Inputs and Outputs

The inputs and outputs sections define connections the transformer will require. In the case of Kubernetes Jobs, each input or output is mapped to an environment variable whose value is provided by the client. Think of these as the arrows pointing in and out of the transformer in a drag-and-drop UI:

transformer io

Given that the data pipeline engine is dynamic by design, the exact references to inputs/outputs (i.e. Kafka Topics, locations on S3, etc.) shouldn’t be known ahead of time (otherwise, what would connecting them to other components mean?).

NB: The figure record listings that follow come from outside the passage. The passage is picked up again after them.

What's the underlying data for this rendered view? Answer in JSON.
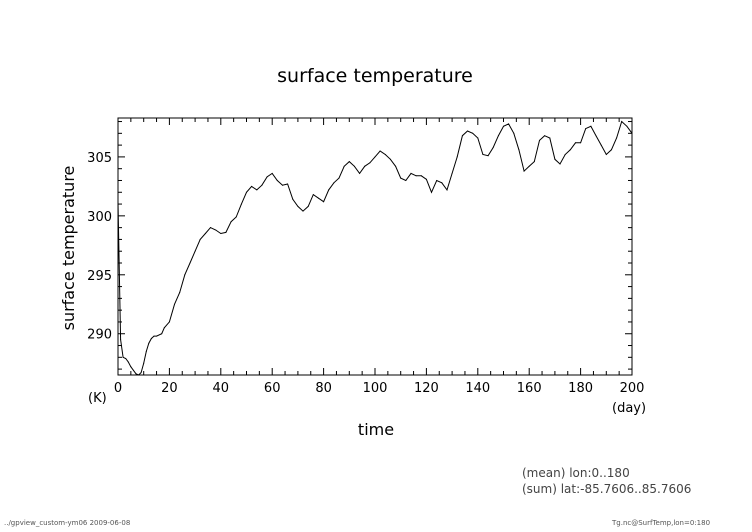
{
  "chart_data": {
    "type": "line",
    "title": "surface temperature",
    "xlabel": "time",
    "ylabel": "surface temperature",
    "x_unit": "(day)",
    "y_unit": "(K)",
    "xlim": [
      0,
      200
    ],
    "ylim": [
      286.5,
      308.3
    ],
    "x_ticks": [
      0,
      20,
      40,
      60,
      80,
      100,
      120,
      140,
      160,
      180,
      200
    ],
    "y_ticks": [
      290,
      295,
      300,
      305
    ],
    "grid": false,
    "legend": "none",
    "series": [
      {
        "x": [
          0,
          1,
          2,
          3,
          4,
          5,
          6,
          7,
          8,
          9,
          10,
          11,
          12,
          13,
          14,
          15,
          17,
          18,
          20,
          22,
          24,
          26,
          28,
          30,
          32,
          34,
          36,
          38,
          40,
          42,
          44,
          46,
          48,
          50,
          52,
          54,
          56,
          58,
          60,
          62,
          64,
          66,
          68,
          70,
          72,
          74,
          76,
          78,
          80,
          82,
          84,
          86,
          88,
          90,
          92,
          94,
          96,
          98,
          100,
          102,
          104,
          106,
          108,
          110,
          112,
          114,
          116,
          118,
          120,
          122,
          124,
          126,
          128,
          130,
          132,
          134,
          136,
          138,
          140,
          142,
          144,
          146,
          148,
          150,
          152,
          154,
          156,
          158,
          160,
          162,
          164,
          166,
          168,
          170,
          172,
          174,
          176,
          178,
          180,
          182,
          184,
          186,
          188,
          190,
          192,
          194,
          196,
          198,
          200
        ],
        "y": [
          301.2,
          289.5,
          288.0,
          287.9,
          287.6,
          287.2,
          286.9,
          286.6,
          286.5,
          286.7,
          287.5,
          288.5,
          289.2,
          289.6,
          289.8,
          289.8,
          290.0,
          290.5,
          291.0,
          292.5,
          293.5,
          295.0,
          296.0,
          297.0,
          298.0,
          298.5,
          299.0,
          298.8,
          298.5,
          298.6,
          299.5,
          299.9,
          301.0,
          302.0,
          302.5,
          302.2,
          302.6,
          303.3,
          303.6,
          303.0,
          302.6,
          302.7,
          301.4,
          300.8,
          300.4,
          300.8,
          301.8,
          301.5,
          301.2,
          302.2,
          302.8,
          303.2,
          304.2,
          304.6,
          304.2,
          303.6,
          304.2,
          304.5,
          305.0,
          305.5,
          305.2,
          304.8,
          304.2,
          303.2,
          303.0,
          303.6,
          303.4,
          303.4,
          303.1,
          302.0,
          303.0,
          302.8,
          302.2,
          303.6,
          305.0,
          306.8,
          307.2,
          307.0,
          306.6,
          305.2,
          305.1,
          305.8,
          306.8,
          307.6,
          307.8,
          307.0,
          305.6,
          303.8,
          304.2,
          304.6,
          306.4,
          306.8,
          306.6,
          304.8,
          304.4,
          305.2,
          305.6,
          306.2,
          306.2,
          307.4,
          307.6,
          306.8,
          306.0,
          305.2,
          305.6,
          306.6,
          308.0,
          307.6,
          307.0
        ]
      }
    ]
  },
  "notes": {
    "mean": "(mean) lon:0..180",
    "sum": "(sum) lat:-85.7606..85.7606",
    "footer_left": "../gpview_custom-ym06  2009-06-08",
    "footer_right": "Tg.nc@SurfTemp,lon=0:180"
  }
}
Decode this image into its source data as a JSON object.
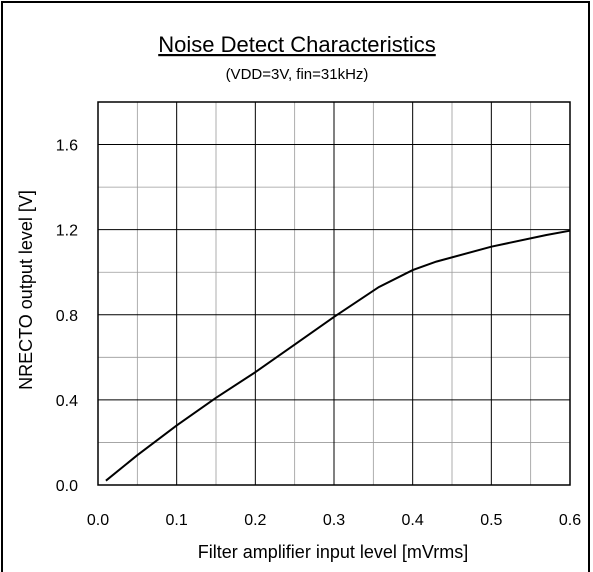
{
  "chart_data": {
    "type": "line",
    "title": "Noise Detect Characteristics",
    "subtitle": "(VDD=3V, fin=31kHz)",
    "xlabel": "Filter amplifier input level [mVrms]",
    "ylabel": "NRECTO output level [V]",
    "xlim": [
      0.0,
      0.6
    ],
    "ylim": [
      0.0,
      1.8
    ],
    "x_ticks": [
      "0.0",
      "0.1",
      "0.2",
      "0.3",
      "0.4",
      "0.5",
      "0.6"
    ],
    "y_ticks": [
      "0.0",
      "0.4",
      "0.8",
      "1.2",
      "1.6"
    ],
    "grid": true,
    "series": [
      {
        "x": [
          0.01,
          0.05,
          0.1,
          0.15,
          0.2,
          0.25,
          0.3,
          0.357,
          0.4,
          0.43,
          0.5,
          0.57,
          0.6
        ],
        "y": [
          0.02,
          0.14,
          0.28,
          0.41,
          0.53,
          0.66,
          0.79,
          0.93,
          1.01,
          1.05,
          1.12,
          1.175,
          1.195
        ]
      }
    ]
  }
}
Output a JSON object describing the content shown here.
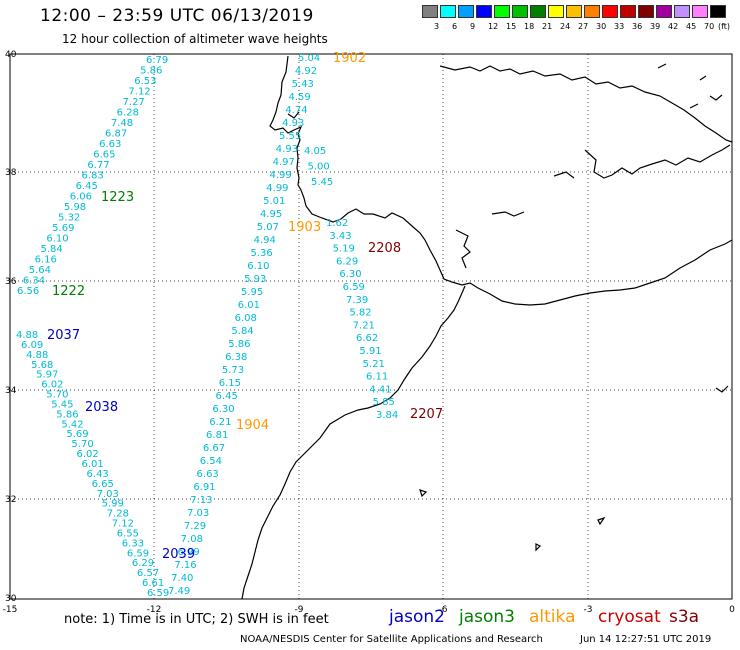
{
  "header": {
    "title": "12:00 – 23:59 UTC 06/13/2019",
    "subtitle": "12 hour collection of altimeter wave heights"
  },
  "legend": {
    "unit": "(ft)",
    "labels": [
      "3",
      "6",
      "9",
      "12",
      "15",
      "18",
      "21",
      "24",
      "27",
      "30",
      "33",
      "36",
      "39",
      "42",
      "45",
      "70"
    ],
    "colors": [
      "#808080",
      "#00ffff",
      "#00a0ff",
      "#0000ff",
      "#00ff00",
      "#00c000",
      "#008000",
      "#ffff00",
      "#ffc000",
      "#ff8000",
      "#ff0000",
      "#c00000",
      "#800000",
      "#a000a0",
      "#c090ff",
      "#ff80ff",
      "#000000"
    ]
  },
  "axes": {
    "lon_labels": [
      "-15",
      "-12",
      "-9",
      "-6",
      "-3",
      "0"
    ],
    "lat_labels": [
      "40",
      "38",
      "36",
      "34",
      "32",
      "30"
    ]
  },
  "track_labels": [
    {
      "text": "1902",
      "color": "#ff9900"
    },
    {
      "text": "1223",
      "color": "#008000"
    },
    {
      "text": "1222",
      "color": "#008000"
    },
    {
      "text": "2037",
      "color": "#0000cc"
    },
    {
      "text": "2038",
      "color": "#0000cc"
    },
    {
      "text": "1903",
      "color": "#ff9900"
    },
    {
      "text": "2208",
      "color": "#800000"
    },
    {
      "text": "1904",
      "color": "#ff9900"
    },
    {
      "text": "2207",
      "color": "#800000"
    },
    {
      "text": "2039",
      "color": "#0000cc"
    }
  ],
  "swh_values": {
    "track_west_1223": [
      "6.79",
      "5.86",
      "6.53",
      "7.12",
      "7.27",
      "6.28",
      "7.48",
      "6.87",
      "6.63",
      "6.65",
      "6.77",
      "6.83",
      "6.45",
      "6.06",
      "5.98",
      "5.32",
      "5.69",
      "6.10",
      "5.84",
      "6.16",
      "5.64",
      "6.34",
      "6.56"
    ],
    "track_2037": [
      "4.88",
      "6.09",
      "4.88",
      "5.68",
      "5.97",
      "6.02",
      "5.70",
      "5.45",
      "5.86",
      "5.42",
      "5.69",
      "5.70",
      "6.02",
      "6.01",
      "6.43",
      "6.65",
      "7.03",
      "5.99",
      "7.28",
      "7.12",
      "6.55",
      "6.33",
      "6.59",
      "6.29",
      "6.57",
      "6.61",
      "6.59"
    ],
    "track_1903": [
      "5.04",
      "4.92",
      "5.43",
      "4.59",
      "4.74",
      "4.93",
      "5.55",
      "4.93",
      "4.97",
      "4.99",
      "4.99",
      "5.01",
      "4.95",
      "5.07",
      "4.94",
      "5.36",
      "6.10",
      "5.93",
      "5.95",
      "6.01",
      "6.08",
      "5.84",
      "5.86",
      "6.38",
      "5.73",
      "6.15",
      "6.45",
      "6.30",
      "6.21",
      "6.81",
      "6.67",
      "6.54",
      "6.63",
      "6.91",
      "7.13",
      "7.03",
      "7.29",
      "7.08",
      "6.99",
      "7.16",
      "7.40",
      "7.49"
    ],
    "track_east_1903": [
      "4.05",
      "5.00",
      "5.45"
    ],
    "track_2208": [
      "1.62",
      "3.43",
      "5.19",
      "6.29",
      "6.30",
      "6.59",
      "7.39",
      "5.82",
      "7.21",
      "6.62",
      "5.91",
      "5.21",
      "6.11",
      "4.41",
      "5.85",
      "3.84"
    ]
  },
  "footer": {
    "note": "note:  1) Time is in UTC;  2) SWH is in feet",
    "satellites": [
      {
        "name": "jason2",
        "color": "#0000cc"
      },
      {
        "name": "jason3",
        "color": "#008000"
      },
      {
        "name": "altika",
        "color": "#ff9900"
      },
      {
        "name": "cryosat",
        "color": "#cc0000"
      },
      {
        "name": "s3a",
        "color": "#800000"
      }
    ],
    "credit": "NOAA/NESDIS Center for Satellite Applications and Research",
    "timestamp": "Jun 14 12:27:51 UTC 2019"
  }
}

Thus, inputs/outputs are always dynamically configured at runtime. Statically setting configuration can be achieved by (in the case of a K8s app) adding to configuration.static_environment.

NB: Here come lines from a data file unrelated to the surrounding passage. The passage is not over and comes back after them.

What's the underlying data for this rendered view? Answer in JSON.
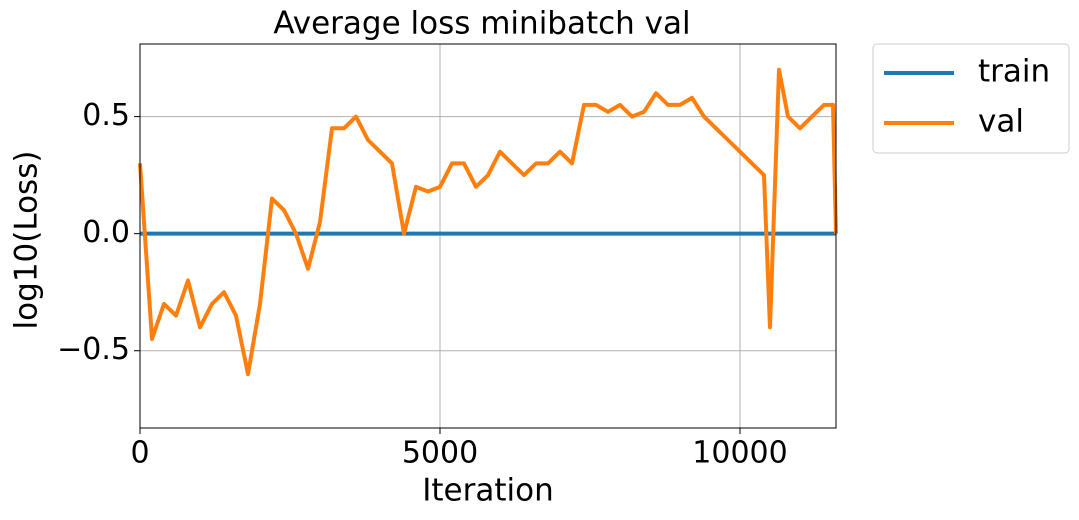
{
  "chart_data": {
    "type": "line",
    "title": "Average loss minibatch val",
    "x_label": "Iteration",
    "y_label": "log10(Loss)",
    "x": [
      0,
      200,
      400,
      600,
      800,
      1000,
      1200,
      1400,
      1600,
      1800,
      2000,
      2200,
      2400,
      2600,
      2800,
      3000,
      3200,
      3400,
      3600,
      3800,
      4000,
      4200,
      4400,
      4600,
      4800,
      5000,
      5200,
      5400,
      5600,
      5800,
      6000,
      6200,
      6400,
      6600,
      6800,
      7000,
      7200,
      7400,
      7600,
      7800,
      8000,
      8200,
      8400,
      8600,
      8800,
      9000,
      9200,
      9400,
      9600,
      9800,
      10000,
      10200,
      10400,
      10500,
      10650,
      10800,
      11000,
      11200,
      11400,
      11550,
      11600
    ],
    "series": [
      {
        "name": "train",
        "color": "#1f77b4",
        "values": [
          0,
          0,
          0,
          0,
          0,
          0,
          0,
          0,
          0,
          0,
          0,
          0,
          0,
          0,
          0,
          0,
          0,
          0,
          0,
          0,
          0,
          0,
          0,
          0,
          0,
          0,
          0,
          0,
          0,
          0,
          0,
          0,
          0,
          0,
          0,
          0,
          0,
          0,
          0,
          0,
          0,
          0,
          0,
          0,
          0,
          0,
          0,
          0,
          0,
          0,
          0,
          0,
          0,
          0,
          0,
          0,
          0,
          0,
          0,
          0,
          0
        ]
      },
      {
        "name": "val",
        "color": "#ff7f0e",
        "values": [
          0.3,
          -0.45,
          -0.3,
          -0.35,
          -0.2,
          -0.4,
          -0.3,
          -0.25,
          -0.35,
          -0.6,
          -0.3,
          0.15,
          0.1,
          0.0,
          -0.15,
          0.05,
          0.45,
          0.45,
          0.5,
          0.4,
          0.35,
          0.3,
          0.0,
          0.2,
          0.18,
          0.2,
          0.3,
          0.3,
          0.2,
          0.25,
          0.35,
          0.3,
          0.25,
          0.3,
          0.3,
          0.35,
          0.3,
          0.55,
          0.55,
          0.52,
          0.55,
          0.5,
          0.52,
          0.6,
          0.55,
          0.55,
          0.58,
          0.5,
          0.45,
          0.4,
          0.35,
          0.3,
          0.25,
          -0.4,
          0.7,
          0.5,
          0.45,
          0.5,
          0.55,
          0.55,
          0.0
        ]
      }
    ],
    "xlim": [
      0,
      11600
    ],
    "ylim": [
      -0.83,
      0.81
    ],
    "xticks": [
      0,
      5000,
      10000
    ],
    "yticks": [
      {
        "value": -0.5,
        "label": "−0.5"
      },
      {
        "value": 0,
        "label": "0.0"
      },
      {
        "value": 0.5,
        "label": "0.5"
      }
    ],
    "grid": true,
    "legend": "outside-upper-right"
  }
}
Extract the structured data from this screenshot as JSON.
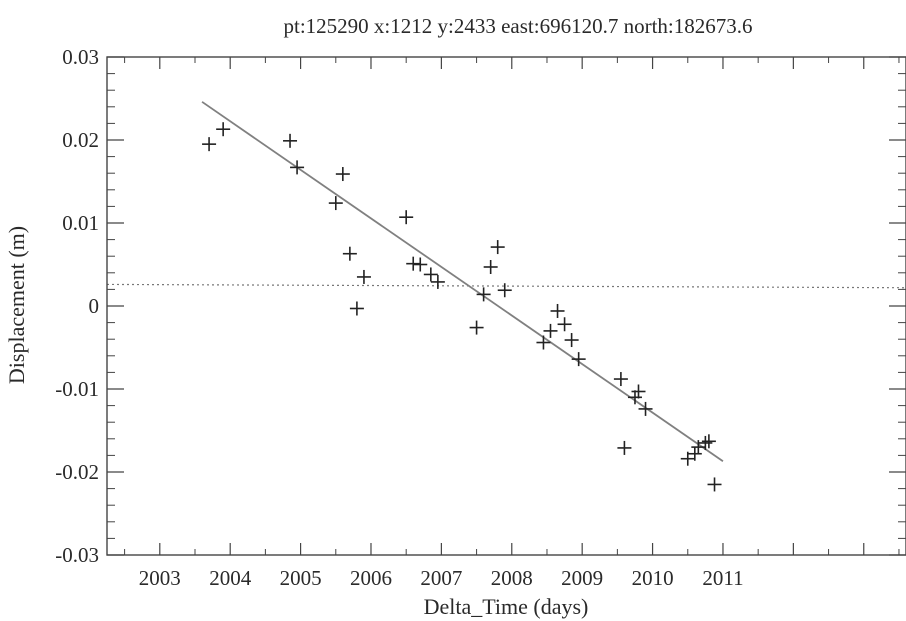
{
  "chart_data": {
    "type": "scatter",
    "title": "pt:125290  x:1212  y:2433  east:696120.7  north:182673.6",
    "xlabel": "Delta_Time (days)",
    "ylabel": "Displacement (m)",
    "xlim": [
      2002.25,
      2013.6
    ],
    "ylim": [
      -0.03,
      0.03
    ],
    "x_ticks": [
      2003,
      2004,
      2005,
      2006,
      2007,
      2008,
      2009,
      2010,
      2011
    ],
    "x_tick_labels": [
      "2003",
      "2004",
      "2005",
      "2006",
      "2007",
      "2008",
      "2009",
      "2010",
      "2011"
    ],
    "y_ticks": [
      -0.03,
      -0.02,
      -0.01,
      0,
      0.01,
      0.02,
      0.03
    ],
    "y_tick_labels": [
      "-0.03",
      "-0.02",
      "-0.01",
      "0",
      "0.01",
      "0.02",
      "0.03"
    ],
    "grid": false,
    "legend": "none",
    "marker": "plus",
    "reference_line": {
      "style": "dotted",
      "y_start": 0.0026,
      "y_end": 0.0022
    },
    "fit_line": {
      "style": "solid",
      "x_start": 2003.6,
      "y_start": 0.0246,
      "x_end": 2011.0,
      "y_end": -0.0187
    },
    "points": [
      {
        "x": 2003.7,
        "y": 0.0195
      },
      {
        "x": 2003.9,
        "y": 0.0213
      },
      {
        "x": 2004.85,
        "y": 0.0199
      },
      {
        "x": 2004.95,
        "y": 0.0167
      },
      {
        "x": 2005.5,
        "y": 0.0124
      },
      {
        "x": 2005.6,
        "y": 0.0159
      },
      {
        "x": 2005.7,
        "y": 0.0063
      },
      {
        "x": 2005.8,
        "y": -0.0003
      },
      {
        "x": 2005.9,
        "y": 0.0035
      },
      {
        "x": 2006.5,
        "y": 0.0107
      },
      {
        "x": 2006.6,
        "y": 0.0051
      },
      {
        "x": 2006.7,
        "y": 0.005
      },
      {
        "x": 2006.85,
        "y": 0.0038
      },
      {
        "x": 2006.95,
        "y": 0.0029
      },
      {
        "x": 2007.5,
        "y": -0.0026
      },
      {
        "x": 2007.6,
        "y": 0.0014
      },
      {
        "x": 2007.7,
        "y": 0.0047
      },
      {
        "x": 2007.8,
        "y": 0.0071
      },
      {
        "x": 2007.9,
        "y": 0.0019
      },
      {
        "x": 2008.45,
        "y": -0.0044
      },
      {
        "x": 2008.55,
        "y": -0.003
      },
      {
        "x": 2008.65,
        "y": -0.0006
      },
      {
        "x": 2008.75,
        "y": -0.0022
      },
      {
        "x": 2008.85,
        "y": -0.0041
      },
      {
        "x": 2008.95,
        "y": -0.0064
      },
      {
        "x": 2009.55,
        "y": -0.0088
      },
      {
        "x": 2009.6,
        "y": -0.0171
      },
      {
        "x": 2009.75,
        "y": -0.011
      },
      {
        "x": 2009.8,
        "y": -0.0103
      },
      {
        "x": 2009.9,
        "y": -0.0124
      },
      {
        "x": 2010.5,
        "y": -0.0184
      },
      {
        "x": 2010.6,
        "y": -0.0178
      },
      {
        "x": 2010.65,
        "y": -0.017
      },
      {
        "x": 2010.75,
        "y": -0.0165
      },
      {
        "x": 2010.8,
        "y": -0.0163
      },
      {
        "x": 2010.88,
        "y": -0.0215
      }
    ]
  }
}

Inputs and outputs are defined as a map where each key is the connection name (which becomes an environment variable in the transformer):

"inputs": {
  "KAFKA_TOPIC_NAME": {
    "display_name": "Destination Topic",
    "conn_type": "INTERNAL_KAFKA",
    "arity": { "min": 1, "max": 1 }
  }
}

conn_type can be one of these values:

  • INTERNAL_KAFKA - inputs/outputs will map to a Kafka Topic

  • INTERNAL_MINIO - inputs/outputs will map to a path on MinIO, i.e s3://abc

  • INTERNAL_ICEBERG - inputs/outputs will map to an Iceberg table

  • DATASET - inputs/outputs reference a dataset registered in the catalog

  • TRANSFORMER - inputs/outputs are not mapped to an underlying data storage driver; instead, communication between two transformers is handled directly by them

  • RDP_WORKFLOW - inputs/outputs are handled by the SDL workflow runtime. Connections of this type must define workflow_accepted_types, which specifies the data types the connection can accept (e.g. string, number, double, boolean, map, array)